На поэта нашло вдохновение. Он сорвался с места и заорал изо всех сил:

– Сахал – дерьмо! Сахал – дерьмо!


Повисла тяжелая тишина.

К нему тут же повернулось несколько озабоченных лиц, а дорогой друг, подносивший ложку ко рту, подавился рубленым мясом. Владелец многоножки громко расхохотался.

– Да как ты смеешь! – рыкнул какой-то кузнец и сунул поэту кулак под нос. Люди начали постепенно расступаться, давая место для драки.

Сейчас будет интересно – сообразил поэт и приготовился к упражнениям в философии. Дорогой друг отодвинул тарелку и начал вставать.

– Да он же проигрывает – спокойно объяснил владелец насекомого и аккуратно отвел чужой кулак в сторону. – Вот он и орет. Он деньги теряет, да? Будет надо – сам побью. А ты чего тут ходишь, добрым людям развлекаться мешаешь? А?

Кузнец постоял немного с поднятым кулаком, но кулак почему-то его не слушался. И остальные конечности слушались плохо. А голова начинала гудеть, как пустой котел. Может, вчерашняя брага виновата? Или сегодняшнее вино?

– Пойди освежись – дружески посоветовал скутовод.

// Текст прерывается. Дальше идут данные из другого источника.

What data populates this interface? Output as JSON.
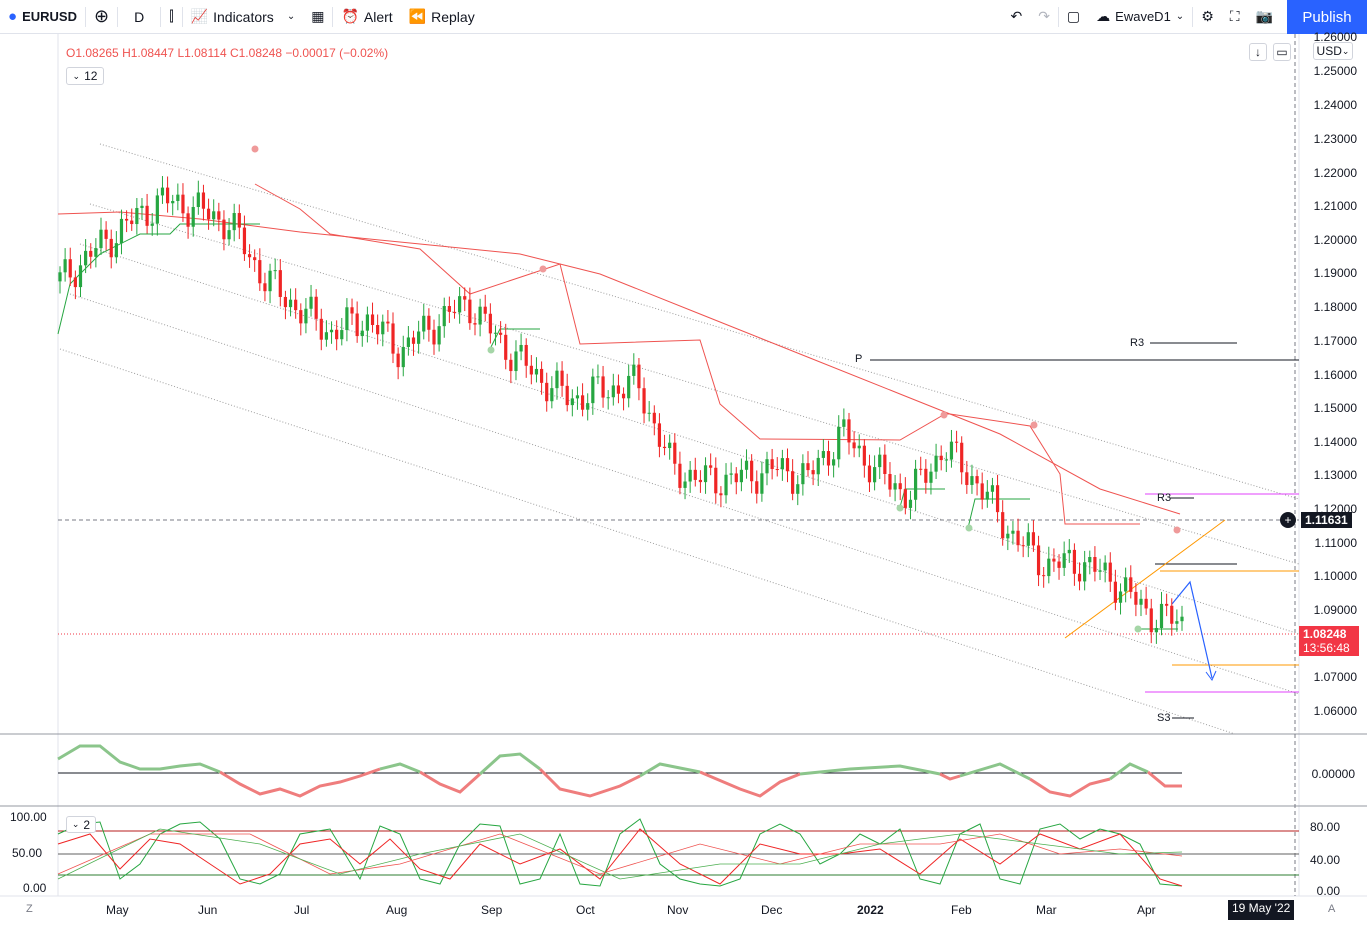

– Пойду… – растерянно сказал кузнец. Он протолкался к выходу и исчез в толпе. Толпа уже не обращала внимание ни на что, и все пялились на драку под куполом – там многоножка по имени Сахал извивалась на песке, ужаленная второй многоножкой, не обладающей громким именем.

– Опять проиграл… – вздохнул владелец, оглянулся, не смотрит ли кто, и щелкнул пальцами. Сахал перестал корчиться, отполз в угол и свернулся там в клубок.

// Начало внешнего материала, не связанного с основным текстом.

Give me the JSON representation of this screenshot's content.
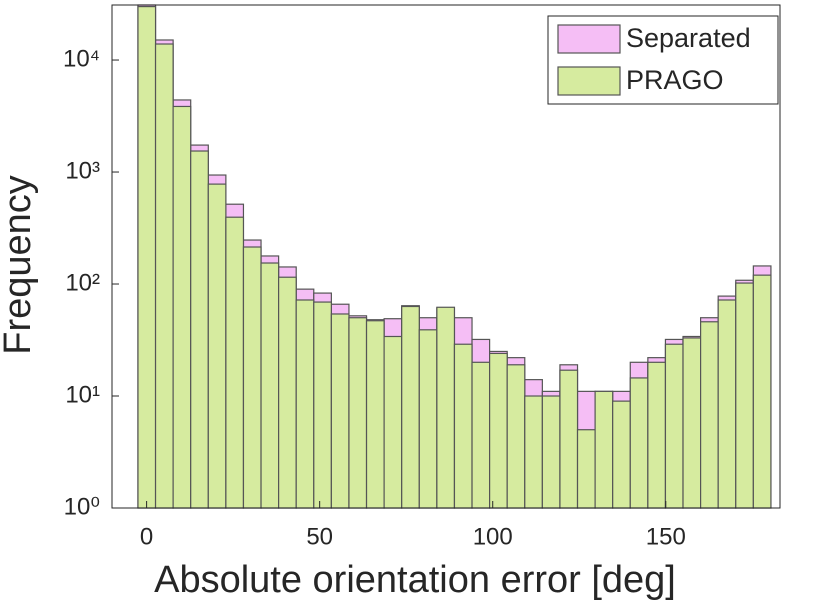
{
  "chart_data": {
    "type": "histogram",
    "xlabel": "Absolute orientation error [deg]",
    "ylabel": "Frequency",
    "bins": [
      -2.5,
      2.58,
      7.66,
      12.74,
      17.82,
      22.9,
      27.98,
      33.06,
      38.14,
      43.22,
      48.3,
      53.38,
      58.46,
      63.54,
      68.62,
      73.7,
      78.78,
      83.86,
      88.94,
      94.02,
      99.1,
      104.18,
      109.26,
      114.34,
      119.42,
      124.5,
      129.58,
      134.66,
      139.74,
      144.82,
      149.9,
      154.98,
      160.06,
      165.14,
      170.22,
      175.3,
      180.38
    ],
    "series": [
      {
        "name": "Separated",
        "color": "#f5bef5",
        "values": [
          31000,
          15100,
          4400,
          1740,
          940,
          516,
          247,
          178,
          142,
          90,
          83,
          66,
          52,
          48,
          49,
          64,
          50,
          61,
          50,
          32,
          25,
          22,
          14,
          11,
          19,
          11,
          11,
          11,
          20,
          22,
          32,
          34,
          50,
          78,
          108,
          145
        ]
      },
      {
        "name": "PRAGO",
        "color": "#d6eb9f",
        "values": [
          30000,
          13900,
          3850,
          1540,
          780,
          395,
          214,
          154,
          115,
          72,
          69,
          54,
          50,
          47,
          34,
          63,
          39,
          62,
          29,
          20,
          24,
          19,
          10,
          10,
          17,
          5,
          11,
          9,
          14.5,
          20,
          29,
          33,
          46,
          72,
          102,
          120
        ]
      }
    ],
    "xlim": [
      -10,
      183
    ],
    "ylim": [
      1,
      31000
    ],
    "xticks": [
      0,
      50,
      100,
      150
    ],
    "yticks": [
      {
        "value": 1,
        "label": "10⁰"
      },
      {
        "value": 10,
        "label": "10¹"
      },
      {
        "value": 100,
        "label": "10²"
      },
      {
        "value": 1000,
        "label": "10³"
      },
      {
        "value": 10000,
        "label": "10⁴"
      }
    ],
    "log_y": true,
    "legend": "upper right"
  }
}
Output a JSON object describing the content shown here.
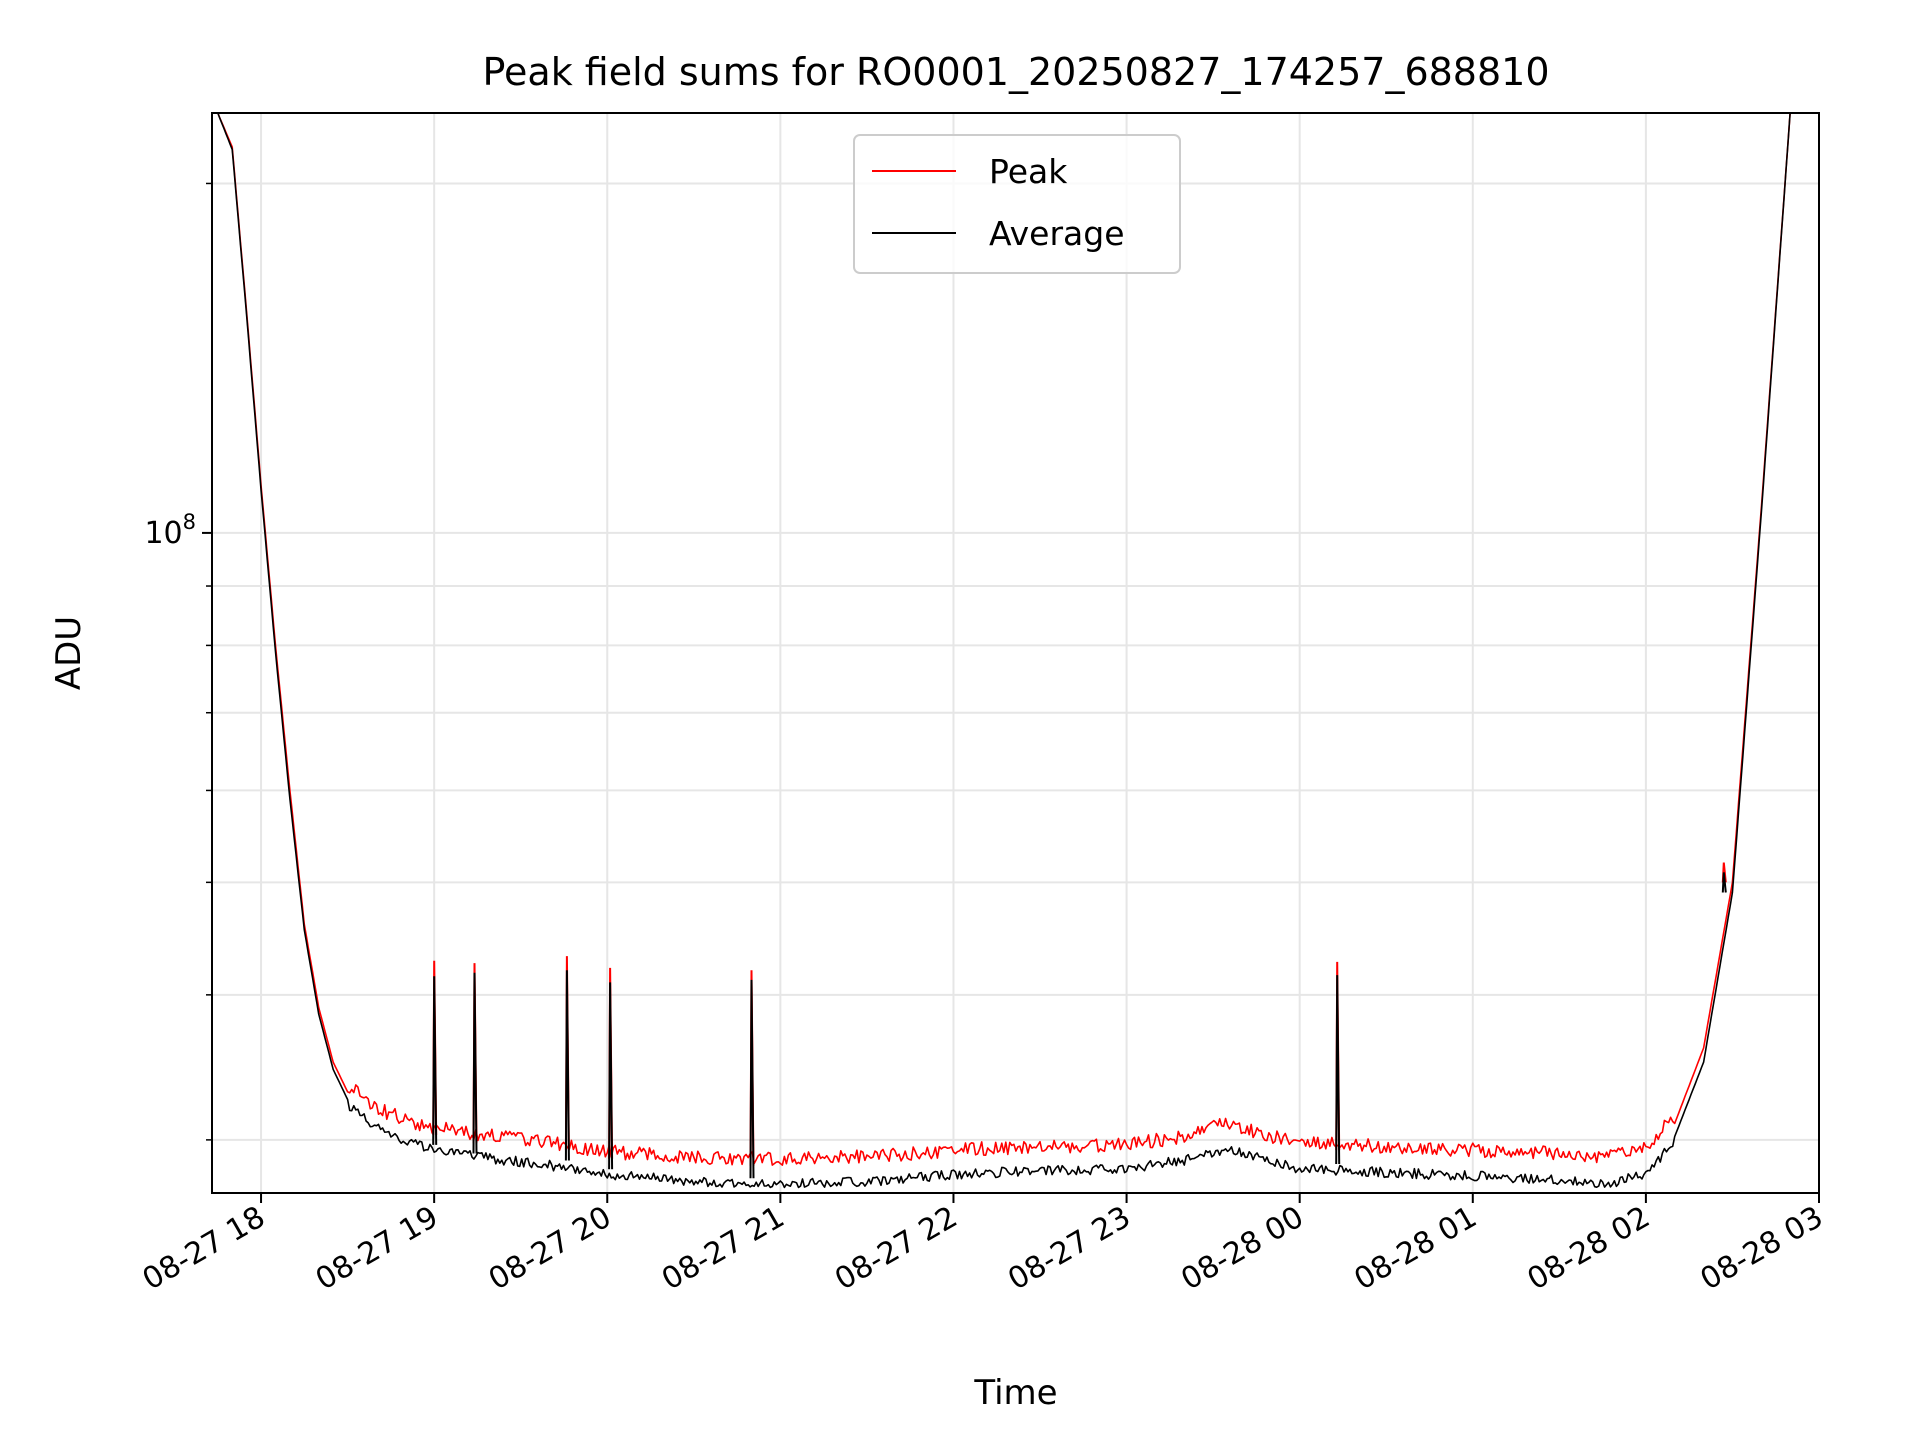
{
  "chart_data": {
    "type": "line",
    "title": "Peak field sums for RO0001_20250827_174257_688810",
    "xlabel": "Time",
    "ylabel": "ADU",
    "y_scale": "log",
    "ylim": [
      27000000,
      230000000
    ],
    "xlim": [
      "2025-08-27 17:43",
      "2025-08-28 03:00"
    ],
    "grid": true,
    "legend_position": "top-center",
    "x_ticks": [
      {
        "at": "2025-08-27 18:00",
        "label": "08-27 18"
      },
      {
        "at": "2025-08-27 19:00",
        "label": "08-27 19"
      },
      {
        "at": "2025-08-27 20:00",
        "label": "08-27 20"
      },
      {
        "at": "2025-08-27 21:00",
        "label": "08-27 21"
      },
      {
        "at": "2025-08-27 22:00",
        "label": "08-27 22"
      },
      {
        "at": "2025-08-27 23:00",
        "label": "08-27 23"
      },
      {
        "at": "2025-08-28 00:00",
        "label": "08-28 00"
      },
      {
        "at": "2025-08-28 01:00",
        "label": "08-28 01"
      },
      {
        "at": "2025-08-28 02:00",
        "label": "08-28 02"
      },
      {
        "at": "2025-08-28 03:00",
        "label": "08-28 03"
      }
    ],
    "y_major_ticks": [
      {
        "value": 100000000,
        "label_base": "10",
        "label_exp": "8"
      }
    ],
    "y_minor_ticks": [
      30000000,
      40000000,
      50000000,
      60000000,
      70000000,
      80000000,
      90000000,
      200000000
    ],
    "series": [
      {
        "name": "Peak",
        "color": "#ff0000",
        "x": [
          "2025-08-27 17:45",
          "2025-08-27 17:50",
          "2025-08-27 17:55",
          "2025-08-27 18:00",
          "2025-08-27 18:05",
          "2025-08-27 18:10",
          "2025-08-27 18:15",
          "2025-08-27 18:20",
          "2025-08-27 18:25",
          "2025-08-27 18:30",
          "2025-08-27 18:40",
          "2025-08-27 18:50",
          "2025-08-27 19:00",
          "2025-08-27 19:20",
          "2025-08-27 19:40",
          "2025-08-27 20:00",
          "2025-08-27 20:30",
          "2025-08-27 21:00",
          "2025-08-27 21:30",
          "2025-08-27 22:00",
          "2025-08-27 22:30",
          "2025-08-27 23:00",
          "2025-08-27 23:20",
          "2025-08-27 23:35",
          "2025-08-27 23:50",
          "2025-08-28 00:00",
          "2025-08-28 00:30",
          "2025-08-28 01:00",
          "2025-08-28 01:30",
          "2025-08-28 01:45",
          "2025-08-28 02:00",
          "2025-08-28 02:10",
          "2025-08-28 02:20",
          "2025-08-28 02:30",
          "2025-08-28 02:40",
          "2025-08-28 02:50"
        ],
        "values": [
          230000000,
          215000000,
          155000000,
          110000000,
          80000000,
          60000000,
          46000000,
          39000000,
          35000000,
          33000000,
          31500000,
          30800000,
          30300000,
          29800000,
          29400000,
          28900000,
          28600000,
          28500000,
          28600000,
          29000000,
          29200000,
          29300000,
          29800000,
          30600000,
          29800000,
          29400000,
          29200000,
          29000000,
          28800000,
          28600000,
          29200000,
          31000000,
          36000000,
          50000000,
          105000000,
          230000000
        ],
        "spikes": [
          {
            "x": "2025-08-27 19:00",
            "value": 42800000
          },
          {
            "x": "2025-08-27 19:14",
            "value": 42600000
          },
          {
            "x": "2025-08-27 19:46",
            "value": 43200000
          },
          {
            "x": "2025-08-27 20:01",
            "value": 42200000
          },
          {
            "x": "2025-08-27 20:50",
            "value": 42000000
          },
          {
            "x": "2025-08-28 00:13",
            "value": 42700000
          },
          {
            "x": "2025-08-28 02:27",
            "value": 52000000
          }
        ]
      },
      {
        "name": "Average",
        "color": "#000000",
        "x": [
          "2025-08-27 17:45",
          "2025-08-27 17:50",
          "2025-08-27 17:55",
          "2025-08-27 18:00",
          "2025-08-27 18:05",
          "2025-08-27 18:10",
          "2025-08-27 18:15",
          "2025-08-27 18:20",
          "2025-08-27 18:25",
          "2025-08-27 18:30",
          "2025-08-27 18:40",
          "2025-08-27 18:50",
          "2025-08-27 19:00",
          "2025-08-27 19:20",
          "2025-08-27 19:40",
          "2025-08-27 20:00",
          "2025-08-27 20:30",
          "2025-08-27 21:00",
          "2025-08-27 21:30",
          "2025-08-27 22:00",
          "2025-08-27 22:30",
          "2025-08-27 23:00",
          "2025-08-27 23:20",
          "2025-08-27 23:35",
          "2025-08-27 23:50",
          "2025-08-28 00:00",
          "2025-08-28 00:30",
          "2025-08-28 01:00",
          "2025-08-28 01:30",
          "2025-08-28 01:45",
          "2025-08-28 02:00",
          "2025-08-28 02:10",
          "2025-08-28 02:20",
          "2025-08-28 02:30",
          "2025-08-28 02:40",
          "2025-08-28 02:50"
        ],
        "values": [
          230000000,
          214000000,
          154000000,
          109000000,
          79000000,
          59000000,
          45500000,
          38500000,
          34500000,
          32500000,
          31000000,
          30200000,
          29700000,
          29200000,
          28800000,
          28300000,
          27900000,
          27800000,
          27900000,
          28300000,
          28500000,
          28600000,
          29100000,
          29800000,
          29000000,
          28600000,
          28400000,
          28200000,
          28000000,
          27700000,
          28300000,
          30200000,
          35000000,
          49000000,
          104000000,
          230000000
        ],
        "spikes": [
          {
            "x": "2025-08-27 19:00",
            "value": 41500000
          },
          {
            "x": "2025-08-27 19:14",
            "value": 41800000
          },
          {
            "x": "2025-08-27 19:46",
            "value": 42000000
          },
          {
            "x": "2025-08-27 20:01",
            "value": 41000000
          },
          {
            "x": "2025-08-27 20:50",
            "value": 41200000
          },
          {
            "x": "2025-08-28 00:13",
            "value": 41600000
          },
          {
            "x": "2025-08-28 02:27",
            "value": 51000000
          }
        ]
      }
    ]
  }
}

К ним подошел второй участник состязаний и хлопнул владельца по плечу.

– Заколдованный он у тебя, что ли? Его столько раз жалили, а он все живой…

– Ага, заколдованный – хмыкнул скутовод. – А еще на нем холодный панцирь и на всех лапках красные башмачки. Ну, не знаю я! Все спрашивают…

– Да ладно, пойдем выпьем… А эти друзья – они с тобой? Или это уже не друзья?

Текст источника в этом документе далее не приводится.